DEU 1966. R: Christian Rischert. D: Miriam Spoerri, Herbert Fleischmann, Heinz Bennent, Helga Tölle, Esther Spoerri. 82 Min. FSK: 18.

Szenen einer Ehekrise: Karin, 30, Mutter einer kleinen Tochter, war vor der Heirat Dolmetscherin. Dass sie nun wieder arbeiten will, versteht Ehemann Robert überhaupt nicht. Als Werftingenieur kann er ihr doch alles bieten! Ahnt er, dass Karin ihn mit Ulrich betrügt, einem seiner freien Mitarbeiter? Bei ihm findet Karin Zärtlichkeit, und auch Verständnis für den Wunsch nach Selbständigkeit. Doch ist Ulrich wirklich eine andere Art von Mann?

Gleichberechtigung braucht es nicht, findet Robert, Frauen hätten es schließlich gut, wenn der Mann alles für sie tut. Wohlstand und Wochenendhäuschen gibt es, wenn sich die Ehefrau aufs „Glück der Unterwerfung“ einlässt. Wie kein anderer Film des Jahrgangs ’66 schlug sich KOPFSTAND, MADAM! auf die Seite der Frauen – nicht dröge, sondern lebendig und lebensecht und durchaus gewagt: Die FSK hatte starke Bedenken gegen den Film, weil er das „sittliche Empfinden“ verletzten könnte.

Fr. 22.10.2021, 19:30 Uhr

Aus den ersten Monaten

Eine Prämie füür Irene

DEU 1971. R: Helke Sander. D: Gundula Schroeder, Sara Schumann, Helga Foster, Hanne Herkommer. 49 Min. FSK: k. A.

Helke Sander, eine der wichtigen Filmemacherinnen des Neuen Deutschen Films, porträtiert in ihrem Spielfilm Irene, eine alleinerziehende Mutter und Arbeiterin in einer Waschmaschinenfabrik. Im Alltag lässt sie sich nichts gefallen, weder die Ungleichbehandlung im Betrieb noch die sexuelle Belästigung durch Männer.
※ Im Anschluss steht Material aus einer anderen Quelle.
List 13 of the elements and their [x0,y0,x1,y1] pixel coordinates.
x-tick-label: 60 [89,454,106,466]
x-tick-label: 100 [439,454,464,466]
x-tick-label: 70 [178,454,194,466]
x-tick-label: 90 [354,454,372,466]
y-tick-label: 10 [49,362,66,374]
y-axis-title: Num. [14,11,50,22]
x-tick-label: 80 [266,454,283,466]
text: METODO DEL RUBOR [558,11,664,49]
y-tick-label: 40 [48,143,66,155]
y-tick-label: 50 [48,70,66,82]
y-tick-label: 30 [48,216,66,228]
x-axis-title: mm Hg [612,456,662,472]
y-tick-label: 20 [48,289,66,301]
Doch klar ist: Ohne solidarische Geschlechtsgenossinnen wird sie keine Chance haben.

Ein Film aus seiner Zeit, dem es darum geht, Arbeiterinnen ihre Situation bewusst zu machen – und zugleich durchaus aktuell, wenn die Chefetage Irene keine Prämie auszahlen will, weil sie sich „zu viel herausnimmt.“ Der Kampf um Gleichberechtigung am Arbeitsplatz dauert noch immer an – unfassbar. Musik von Ton Steine Scherben! Der Filmwurde 1971 in der Mannheimer Filmwoche uraufgeführt.

Vorfilm:
Kübelkind lernt nein sagen
DEU 1971. R: Ula Stöckl, Edgar Reitz. D: Kristine de Loup, Peter Hohberger. 17 Min.
Eine der abstrus-witzigen, subversiv-anachrischen Episoden der GESCHICHTEN VOM KÜBELKIND, inszeniert von Ula Stöckl und Edgar Reitz: Kübelkind feiert eine Hochzeit, aber im entscheidenden Augenblick wird es trotzig, worauf die Waffen sprechen.